It stands out from several scientific studies that sleep deprivation obstructs the “cleanness” of the brain. A lack of sleeping, in fact, can lead to a deficit in terms of demolition of potentially neurotoxic waste products, which then accumulate in the central nervous system during the day.
Can sleep deprivation obstruct the “cleanness” of the brain?
Sleep deprivation is a condition that neurobiologists have been studying for years. As early as 2013, an article published on Science magazine showed how mice dispose of potentially-neurotoxic brain waste products through sleeping, so avoiding they can accumulate in the central nervous system during wakefulness. In this way, scientists could prove sleeping is indispensable, demonstrating that, while sleeping, there is a sort of brain “cleanness” in every animal being.

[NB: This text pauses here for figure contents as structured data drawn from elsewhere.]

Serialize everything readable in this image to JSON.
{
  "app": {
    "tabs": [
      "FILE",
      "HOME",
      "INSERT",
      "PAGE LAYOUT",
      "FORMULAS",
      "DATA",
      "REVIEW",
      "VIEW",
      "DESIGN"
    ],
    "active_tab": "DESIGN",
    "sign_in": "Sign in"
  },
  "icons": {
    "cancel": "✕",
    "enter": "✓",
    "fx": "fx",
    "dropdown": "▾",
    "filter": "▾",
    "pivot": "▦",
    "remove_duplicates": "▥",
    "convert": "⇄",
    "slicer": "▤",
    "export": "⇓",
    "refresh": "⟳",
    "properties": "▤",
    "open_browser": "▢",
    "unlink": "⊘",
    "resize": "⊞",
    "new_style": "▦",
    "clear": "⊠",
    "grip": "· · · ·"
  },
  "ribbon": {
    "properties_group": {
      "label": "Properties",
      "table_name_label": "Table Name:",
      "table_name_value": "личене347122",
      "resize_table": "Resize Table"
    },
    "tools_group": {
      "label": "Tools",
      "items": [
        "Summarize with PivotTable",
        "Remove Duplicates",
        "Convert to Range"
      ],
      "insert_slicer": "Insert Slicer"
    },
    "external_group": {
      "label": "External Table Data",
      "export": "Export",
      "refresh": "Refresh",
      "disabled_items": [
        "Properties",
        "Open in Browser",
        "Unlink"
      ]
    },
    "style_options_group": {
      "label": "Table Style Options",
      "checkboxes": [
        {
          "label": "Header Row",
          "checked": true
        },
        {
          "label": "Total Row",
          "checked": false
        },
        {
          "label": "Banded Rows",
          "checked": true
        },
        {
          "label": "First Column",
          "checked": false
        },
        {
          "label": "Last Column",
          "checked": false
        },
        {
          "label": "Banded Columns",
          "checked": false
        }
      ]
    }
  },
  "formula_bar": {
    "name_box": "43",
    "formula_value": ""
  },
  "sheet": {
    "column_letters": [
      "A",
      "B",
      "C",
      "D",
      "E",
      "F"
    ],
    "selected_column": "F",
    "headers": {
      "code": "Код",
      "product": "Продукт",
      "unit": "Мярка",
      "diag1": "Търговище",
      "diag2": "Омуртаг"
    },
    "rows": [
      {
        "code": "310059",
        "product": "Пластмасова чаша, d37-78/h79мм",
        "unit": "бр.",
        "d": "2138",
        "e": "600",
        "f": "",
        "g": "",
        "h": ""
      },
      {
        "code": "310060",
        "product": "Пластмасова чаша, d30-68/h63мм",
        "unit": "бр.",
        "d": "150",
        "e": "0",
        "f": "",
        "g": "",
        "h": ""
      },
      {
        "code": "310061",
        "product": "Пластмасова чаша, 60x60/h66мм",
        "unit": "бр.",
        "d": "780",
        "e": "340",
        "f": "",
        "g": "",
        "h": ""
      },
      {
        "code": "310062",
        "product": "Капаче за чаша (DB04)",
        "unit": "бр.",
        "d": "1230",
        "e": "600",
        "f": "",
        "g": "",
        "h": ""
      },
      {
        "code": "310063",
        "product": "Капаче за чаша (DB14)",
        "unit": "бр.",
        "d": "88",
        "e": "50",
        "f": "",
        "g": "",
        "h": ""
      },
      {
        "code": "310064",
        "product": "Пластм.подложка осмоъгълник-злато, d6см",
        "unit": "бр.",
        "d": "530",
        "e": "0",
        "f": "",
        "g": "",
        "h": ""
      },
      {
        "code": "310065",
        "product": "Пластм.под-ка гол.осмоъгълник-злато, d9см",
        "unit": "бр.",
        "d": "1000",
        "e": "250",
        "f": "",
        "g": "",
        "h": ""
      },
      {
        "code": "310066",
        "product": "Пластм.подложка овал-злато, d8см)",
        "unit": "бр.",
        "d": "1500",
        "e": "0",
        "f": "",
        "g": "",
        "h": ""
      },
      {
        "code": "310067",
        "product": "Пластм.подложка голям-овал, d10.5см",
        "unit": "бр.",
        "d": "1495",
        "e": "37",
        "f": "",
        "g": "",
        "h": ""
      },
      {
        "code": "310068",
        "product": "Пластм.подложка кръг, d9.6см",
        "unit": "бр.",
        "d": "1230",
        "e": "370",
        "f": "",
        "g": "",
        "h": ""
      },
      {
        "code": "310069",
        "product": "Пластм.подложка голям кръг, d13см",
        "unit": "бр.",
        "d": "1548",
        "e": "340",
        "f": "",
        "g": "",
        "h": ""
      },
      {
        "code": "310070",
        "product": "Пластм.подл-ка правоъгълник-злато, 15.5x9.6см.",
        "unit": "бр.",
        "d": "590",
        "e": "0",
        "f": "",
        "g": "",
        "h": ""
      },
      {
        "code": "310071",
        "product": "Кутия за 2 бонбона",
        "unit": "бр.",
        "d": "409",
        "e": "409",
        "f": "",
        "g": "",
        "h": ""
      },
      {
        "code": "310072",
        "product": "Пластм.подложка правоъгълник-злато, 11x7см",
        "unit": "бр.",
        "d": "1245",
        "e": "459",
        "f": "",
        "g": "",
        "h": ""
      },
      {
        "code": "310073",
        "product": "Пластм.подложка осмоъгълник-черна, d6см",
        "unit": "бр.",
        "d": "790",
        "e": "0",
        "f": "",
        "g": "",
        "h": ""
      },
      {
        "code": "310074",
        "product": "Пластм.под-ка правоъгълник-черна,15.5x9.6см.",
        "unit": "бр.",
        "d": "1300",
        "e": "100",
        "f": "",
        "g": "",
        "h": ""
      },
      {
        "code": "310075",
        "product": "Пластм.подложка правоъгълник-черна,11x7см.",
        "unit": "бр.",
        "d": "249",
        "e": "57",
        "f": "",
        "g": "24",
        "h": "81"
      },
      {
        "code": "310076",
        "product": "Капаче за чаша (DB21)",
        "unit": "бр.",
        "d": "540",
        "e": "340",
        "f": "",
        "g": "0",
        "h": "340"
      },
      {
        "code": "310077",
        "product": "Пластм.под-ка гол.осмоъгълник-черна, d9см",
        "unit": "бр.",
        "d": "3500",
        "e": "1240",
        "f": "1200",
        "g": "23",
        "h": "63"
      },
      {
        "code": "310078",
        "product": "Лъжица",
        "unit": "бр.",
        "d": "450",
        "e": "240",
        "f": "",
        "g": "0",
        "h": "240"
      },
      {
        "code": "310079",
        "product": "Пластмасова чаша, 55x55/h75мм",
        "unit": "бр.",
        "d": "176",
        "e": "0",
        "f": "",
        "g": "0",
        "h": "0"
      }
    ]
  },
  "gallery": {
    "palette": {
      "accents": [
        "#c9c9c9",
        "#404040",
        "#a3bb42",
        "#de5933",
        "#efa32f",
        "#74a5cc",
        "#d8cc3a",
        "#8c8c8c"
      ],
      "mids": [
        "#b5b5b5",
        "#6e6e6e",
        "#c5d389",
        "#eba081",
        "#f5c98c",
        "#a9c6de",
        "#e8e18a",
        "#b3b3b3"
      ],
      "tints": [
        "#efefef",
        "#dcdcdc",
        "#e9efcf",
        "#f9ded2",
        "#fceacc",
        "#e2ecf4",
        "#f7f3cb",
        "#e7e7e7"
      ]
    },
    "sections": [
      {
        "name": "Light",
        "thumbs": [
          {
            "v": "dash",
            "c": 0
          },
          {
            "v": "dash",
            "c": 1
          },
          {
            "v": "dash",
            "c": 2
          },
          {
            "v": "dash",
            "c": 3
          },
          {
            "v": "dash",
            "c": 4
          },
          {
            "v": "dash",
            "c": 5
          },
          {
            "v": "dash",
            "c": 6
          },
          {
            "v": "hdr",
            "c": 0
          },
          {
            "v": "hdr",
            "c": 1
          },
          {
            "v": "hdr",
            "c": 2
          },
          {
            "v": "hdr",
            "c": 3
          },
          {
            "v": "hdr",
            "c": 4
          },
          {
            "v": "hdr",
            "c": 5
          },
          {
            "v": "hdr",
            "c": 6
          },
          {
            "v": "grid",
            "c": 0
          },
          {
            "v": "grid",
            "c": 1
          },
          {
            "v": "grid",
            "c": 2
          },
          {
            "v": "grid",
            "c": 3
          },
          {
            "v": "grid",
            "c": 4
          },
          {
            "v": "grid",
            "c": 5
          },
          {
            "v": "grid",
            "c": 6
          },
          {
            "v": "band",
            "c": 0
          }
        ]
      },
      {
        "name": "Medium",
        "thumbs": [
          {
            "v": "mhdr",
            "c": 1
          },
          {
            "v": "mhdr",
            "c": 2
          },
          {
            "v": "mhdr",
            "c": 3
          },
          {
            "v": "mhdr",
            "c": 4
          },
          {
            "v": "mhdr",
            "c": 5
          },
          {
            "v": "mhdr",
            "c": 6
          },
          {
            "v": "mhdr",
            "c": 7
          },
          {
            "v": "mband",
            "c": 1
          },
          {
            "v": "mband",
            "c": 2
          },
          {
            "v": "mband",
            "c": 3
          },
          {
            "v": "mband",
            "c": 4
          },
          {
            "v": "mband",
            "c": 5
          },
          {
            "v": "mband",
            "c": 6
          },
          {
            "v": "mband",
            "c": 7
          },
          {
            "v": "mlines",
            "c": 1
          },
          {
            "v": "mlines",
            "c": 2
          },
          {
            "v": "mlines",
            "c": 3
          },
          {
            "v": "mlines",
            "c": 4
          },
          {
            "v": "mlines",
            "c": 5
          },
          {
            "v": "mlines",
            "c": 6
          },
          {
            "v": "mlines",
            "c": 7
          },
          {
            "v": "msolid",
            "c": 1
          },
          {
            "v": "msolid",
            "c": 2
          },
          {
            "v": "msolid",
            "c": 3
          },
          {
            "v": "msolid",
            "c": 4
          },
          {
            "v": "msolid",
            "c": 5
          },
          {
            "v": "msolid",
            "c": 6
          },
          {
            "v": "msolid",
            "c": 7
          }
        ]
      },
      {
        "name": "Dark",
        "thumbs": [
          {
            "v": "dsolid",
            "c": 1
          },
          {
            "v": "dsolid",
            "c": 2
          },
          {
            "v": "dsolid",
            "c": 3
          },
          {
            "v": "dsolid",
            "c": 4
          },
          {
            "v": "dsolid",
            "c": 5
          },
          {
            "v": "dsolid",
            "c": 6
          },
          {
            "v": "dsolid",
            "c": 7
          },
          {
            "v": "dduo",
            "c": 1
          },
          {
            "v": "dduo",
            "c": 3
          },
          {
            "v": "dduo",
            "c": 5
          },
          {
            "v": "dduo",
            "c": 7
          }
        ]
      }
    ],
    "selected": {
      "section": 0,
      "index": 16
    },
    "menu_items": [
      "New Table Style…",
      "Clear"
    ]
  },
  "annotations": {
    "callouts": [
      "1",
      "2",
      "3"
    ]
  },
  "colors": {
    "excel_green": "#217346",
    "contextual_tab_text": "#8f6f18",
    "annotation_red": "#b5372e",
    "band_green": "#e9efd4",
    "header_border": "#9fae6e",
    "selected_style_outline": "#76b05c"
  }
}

A recent study argues the validity of the theory
A recent study, this time published on Brain magazine, argues the truthfulness of that theory, suggesting those processes happen in the human being also. Researchers have shown lack of sleeping obstructs the elimination of waste molecules, which are a consequence of the neuronal activity during the day. These molecules have so accumulated within the space between cerebral cells. The research was leaded by the university of Oslo. The atheneum recruited 24 volunteers divided into two groups. Seven of them were subjected to a lack of sleeping lasting for an entire night, while the other 17 slept normally. Before the night, gadobutrol, a contrasting agent for magnetic resonance, was administered to everyone. Gadobutrol is a molecule which can be used for evaluating the transportation of excreted water-soluble metabolites along extravascular ways within the brain.
Researchers showed lack of sleeping increases the quantity of β-soluble amyloid, as well as the risk of formation of β-amyloid plaques. Furthermore, levels of tau in the interstitial fluid of hippocampus might increase. Both tau and beta amyloid worsen Alzheimer’s disease. After the night had passed, scientists quantified the presence of gadobutrol in 85 regions of the brain through the magnetic resonance. It stood out that an entire night without sleeping compromised the clearance in a big part of the brain, included the cerebral cortex.